Machine predicts the FIFA 2018 Outcome data analytics

Machine predicts the FIFA 2018 Outcome data analytics

It’s time for the adrenaline rush. There are gonna be lots of fights, celebrations, and posts all over social media. Its FIFA time, and this time in Russia. The craze is all over again. With the ardent following, people predict their own outcomes with emotions as the base. 

We are under the digital revolution and probably in pre-machine age. Predictions from octopus, cows, crocodile, parrots and normal humans no more make the news. They are long past and forgotten. Now it’s time for machine and data to take the baton.

Past predictions

            Prediction, all these days have been made by bookmakers with some statics and more emotion. Data collected from previous matches as a team, and with some top player’s stats in recent terms; all make up their data set. Indians sometimes rely on Vedic methods to predict the outcome. It may be true and may be false. They are not based on logic. But still, an emotional mind can accept.

The Rise of Data

            Since data has been an exponential rise. Being in the Digital Revolution age, the limits are endless. What if we put in all the data and make a model and predict the outcome that can align with probability and some numbers? Since numbers are valid than emotions to take a decision.

A research team of Andreas Groll and his colleagues from the Technical University of Dortmund in Germany came up with a potential model. Based on conventional statistics, Machine Learning methods and mostly with a proper data. They used Random Forest approach to predict the winner.

Random Forest — basic 

            “The outcome was predicted after simulating the entire tournament 100000 times”

Basically, Random Forest is a classification algorithm. I’ll put it simply here.

It’s like a forest. Where there are many trees and each tree gives an answer to your solution. And you choose the final answer based on the maximum probability given by trees.

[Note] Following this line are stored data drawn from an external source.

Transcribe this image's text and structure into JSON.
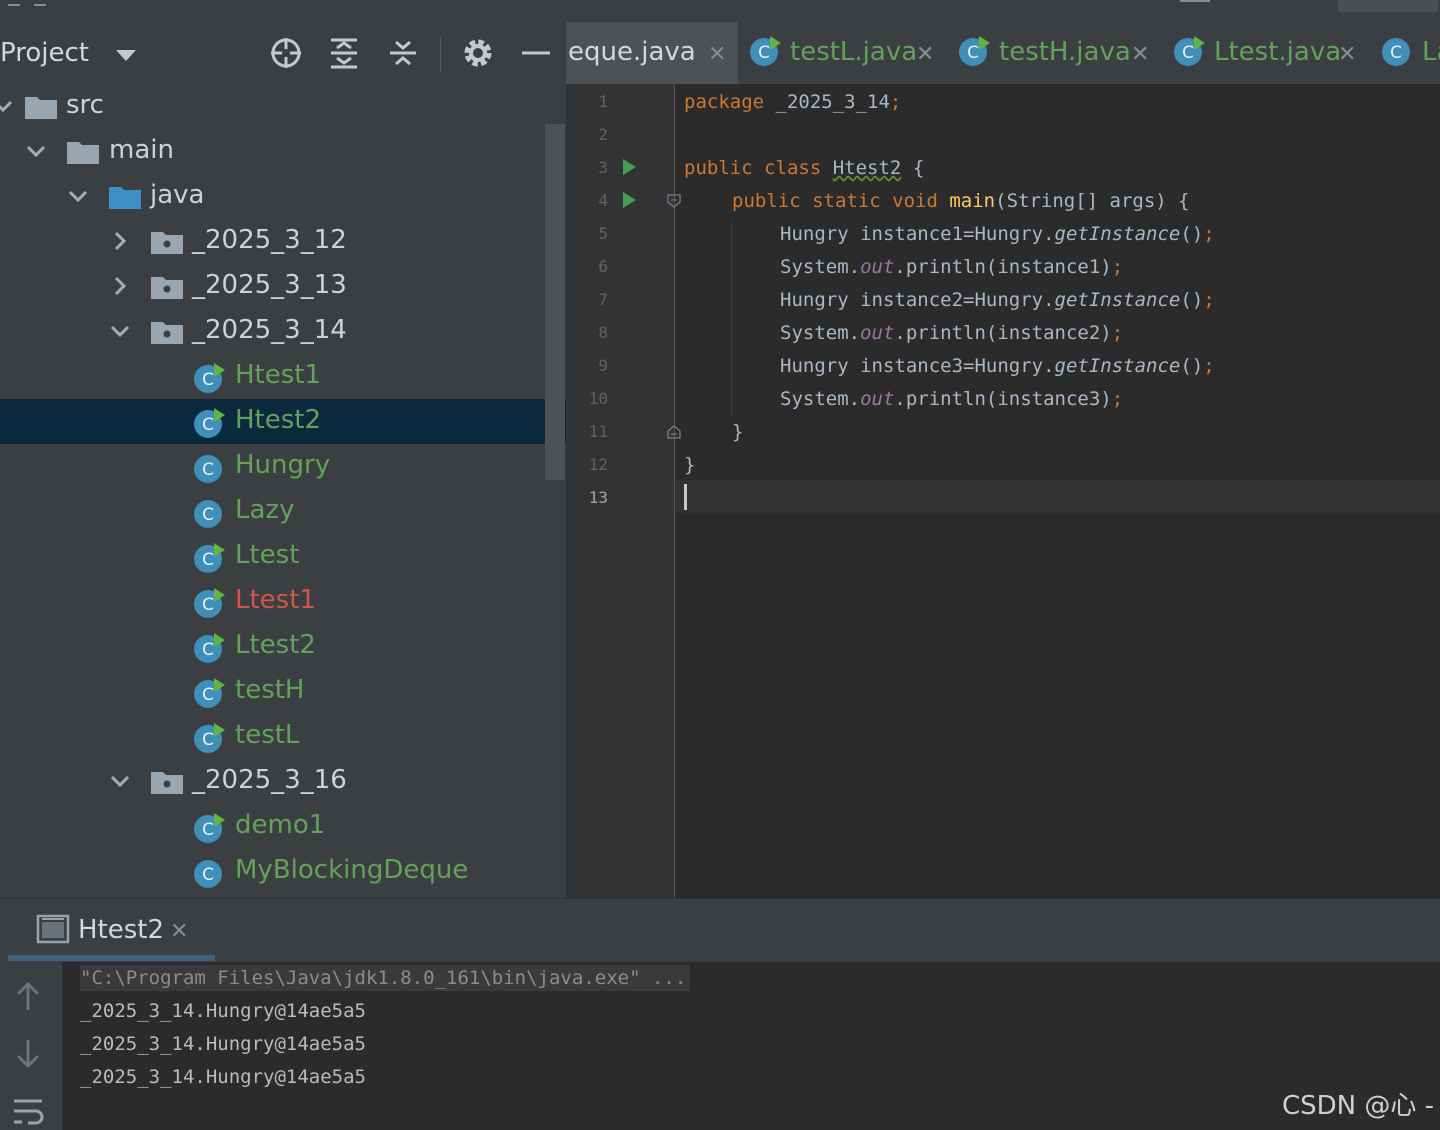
{
  "project": {
    "title": "Project",
    "tree": [
      {
        "label": "src",
        "kind": "folder-plain"
      },
      {
        "label": "main",
        "kind": "folder-plain"
      },
      {
        "label": "java",
        "kind": "folder-blue"
      },
      {
        "label": "_2025_3_12",
        "kind": "package"
      },
      {
        "label": "_2025_3_13",
        "kind": "package"
      },
      {
        "label": "_2025_3_14",
        "kind": "package"
      },
      {
        "label": "Htest1",
        "kind": "class-run"
      },
      {
        "label": "Htest2",
        "kind": "class-run",
        "selected": true
      },
      {
        "label": "Hungry",
        "kind": "class"
      },
      {
        "label": "Lazy",
        "kind": "class"
      },
      {
        "label": "Ltest",
        "kind": "class-run"
      },
      {
        "label": "Ltest1",
        "kind": "class-run",
        "error": true
      },
      {
        "label": "Ltest2",
        "kind": "class-run"
      },
      {
        "label": "testH",
        "kind": "class-run"
      },
      {
        "label": "testL",
        "kind": "class-run"
      },
      {
        "label": "_2025_3_16",
        "kind": "package"
      },
      {
        "label": "demo1",
        "kind": "class-run"
      },
      {
        "label": "MyBlockingDeque",
        "kind": "class"
      }
    ]
  },
  "tabs": [
    {
      "label": "eque.java",
      "active": true
    },
    {
      "label": "testL.java"
    },
    {
      "label": "testH.java"
    },
    {
      "label": "Ltest.java"
    },
    {
      "label": "La"
    }
  ],
  "editor": {
    "line_numbers": [
      "1",
      "2",
      "3",
      "4",
      "5",
      "6",
      "7",
      "8",
      "9",
      "10",
      "11",
      "12",
      "13"
    ],
    "lines": {
      "l1_kw": "package",
      "l1_rest": " _2025_3_14",
      "l1_semi": ";",
      "l3_kw": "public class",
      "l3_name": "Htest2",
      "l3_rest": " {",
      "l4_kw": "public static void",
      "l4_fn": "main",
      "l4_rest": "(String[] args) {",
      "l5_a": "Hungry instance1=Hungry.",
      "l5_it": "getInstance",
      "l5_b": "()",
      "l5_semi": ";",
      "l6_a": "System.",
      "l6_st": "out",
      "l6_b": ".println(instance1)",
      "l6_semi": ";",
      "l7_a": "Hungry instance2=Hungry.",
      "l7_it": "getInstance",
      "l7_b": "()",
      "l7_semi": ";",
      "l8_a": "System.",
      "l8_st": "out",
      "l8_b": ".println(instance2)",
      "l8_semi": ";",
      "l9_a": "Hungry instance3=Hungry.",
      "l9_it": "getInstance",
      "l9_b": "()",
      "l9_semi": ";",
      "l10_a": "System.",
      "l10_st": "out",
      "l10_b": ".println(instance3)",
      "l10_semi": ";",
      "l11": "}",
      "l12": "}"
    }
  },
  "run": {
    "tab_label": "Htest2",
    "console": [
      "\"C:\\Program Files\\Java\\jdk1.8.0_161\\bin\\java.exe\" ...",
      "_2025_3_14.Hungry@14ae5a5",
      "_2025_3_14.Hungry@14ae5a5",
      "_2025_3_14.Hungry@14ae5a5"
    ]
  },
  "watermark": "CSDN @心 -",
  "colors": {
    "keyword": "#cc7832",
    "function": "#ffc66d",
    "static_field": "#9876aa",
    "vcs_added": "#62a25a",
    "error": "#d2544f",
    "selection": "#0d293e"
  }
}
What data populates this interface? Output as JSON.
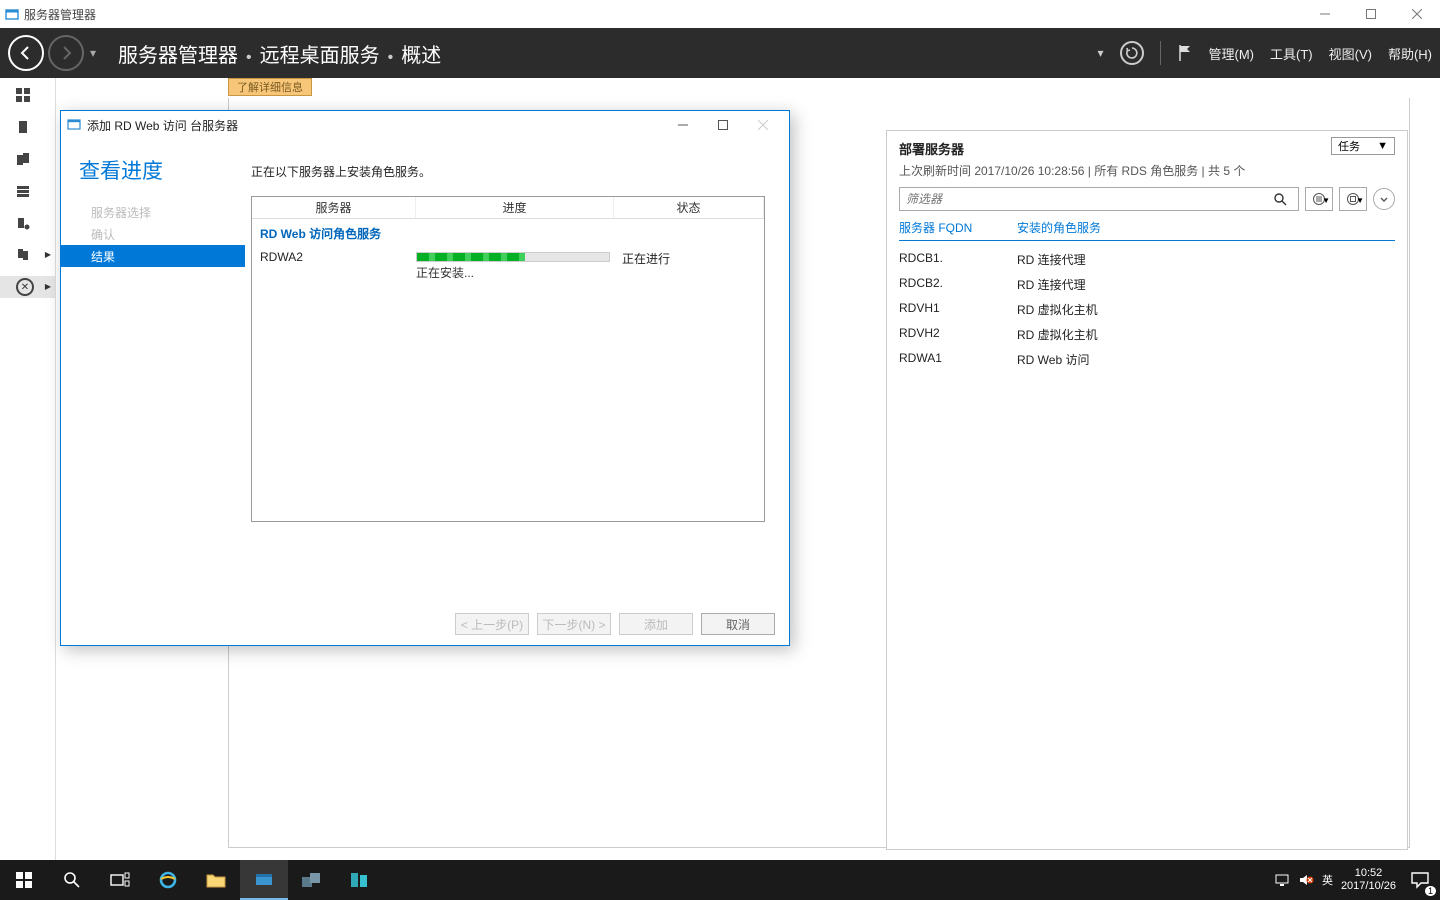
{
  "titlebar": {
    "title": "服务器管理器"
  },
  "header": {
    "crumb1": "服务器管理器",
    "crumb2": "远程桌面服务",
    "crumb3": "概述",
    "menu": {
      "manage": "管理(M)",
      "tools": "工具(T)",
      "view": "视图(V)",
      "help": "帮助(H)"
    }
  },
  "banner": {
    "text": "了解详细信息"
  },
  "dialog": {
    "title": "添加 RD Web 访问 台服务器",
    "heading": "查看进度",
    "steps": {
      "s1": "服务器选择",
      "s2": "确认",
      "s3": "结果"
    },
    "desc": "正在以下服务器上安装角色服务。",
    "columns": {
      "server": "服务器",
      "progress": "进度",
      "status": "状态"
    },
    "section": "RD Web 访问角色服务",
    "row": {
      "server": "RDWA2",
      "status": "正在进行",
      "installing": "正在安装..."
    },
    "buttons": {
      "prev": "< 上一步(P)",
      "next": "下一步(N) >",
      "add": "添加",
      "cancel": "取消"
    }
  },
  "deploy": {
    "title": "部署服务器",
    "subtitle": "上次刷新时间 2017/10/26 10:28:56 | 所有 RDS 角色服务  | 共 5 个",
    "task_label": "任务",
    "filter_placeholder": "筛选器",
    "columns": {
      "fqdn": "服务器 FQDN",
      "role": "安装的角色服务"
    },
    "rows": [
      {
        "fqdn": "RDCB1.",
        "role": "RD 连接代理"
      },
      {
        "fqdn": "RDCB2.",
        "role": "RD 连接代理"
      },
      {
        "fqdn": "RDVH1",
        "role": "RD 虚拟化主机"
      },
      {
        "fqdn": "RDVH2",
        "role": "RD 虚拟化主机"
      },
      {
        "fqdn": "RDWA1",
        "role": "RD Web 访问"
      }
    ]
  },
  "taskbar": {
    "ime": "英",
    "time": "10:52",
    "date": "2017/10/26",
    "notif_count": "1"
  }
}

Example: You want to go to a restaurant with a budget in mind. You ask your friend for a suggestion. He asks you some questions about your preferences, timing, budget range, number of persons accompanying, location etc. and gives you suggestions. If you stop with this, it’s Decision Tree. If you ask more friends the same question, you will get multiple suggestions. And you put to vote the maximum number of same restaurants. This is how Random Forest Works.



Let’s not get more technical.


The World Cup 2018 Model

            The team used this particular algorithm to model the 2018 FIFA World Cup. The model is made for each outcome for each team for each game. And the forest is constructed based on those values.

They did use a lot of external factors influencing the game. Like GDP, FIFA ranking, individual players stat, strengths, bookmakers data, weather, team value, their property, age, experience, health condition, the experience of players, coach, manager, team, medical issues, stamina etc…

They had to factor in those external data points and pick out the most relevant variable.

It’s more of iteration and outcomes at different stages. They winner tend to differ each time. Spain has the higher chance of winning the 2018 cup than Germany in first few iterations.

They made 100000 simulations and the final result differs. It shows the Germany team has more chance than Spain. Still, it’s based on another scenario, wherein Germany makes it to the Quarters. And it will be in a pool of less dominating teams, which makes it win probability more.



The Machine model suggests its Germany this time! Let’s wait and watch!

It’s Digital and Data that are setting trends now. Content at the atomic level is data. Data will survive all odds.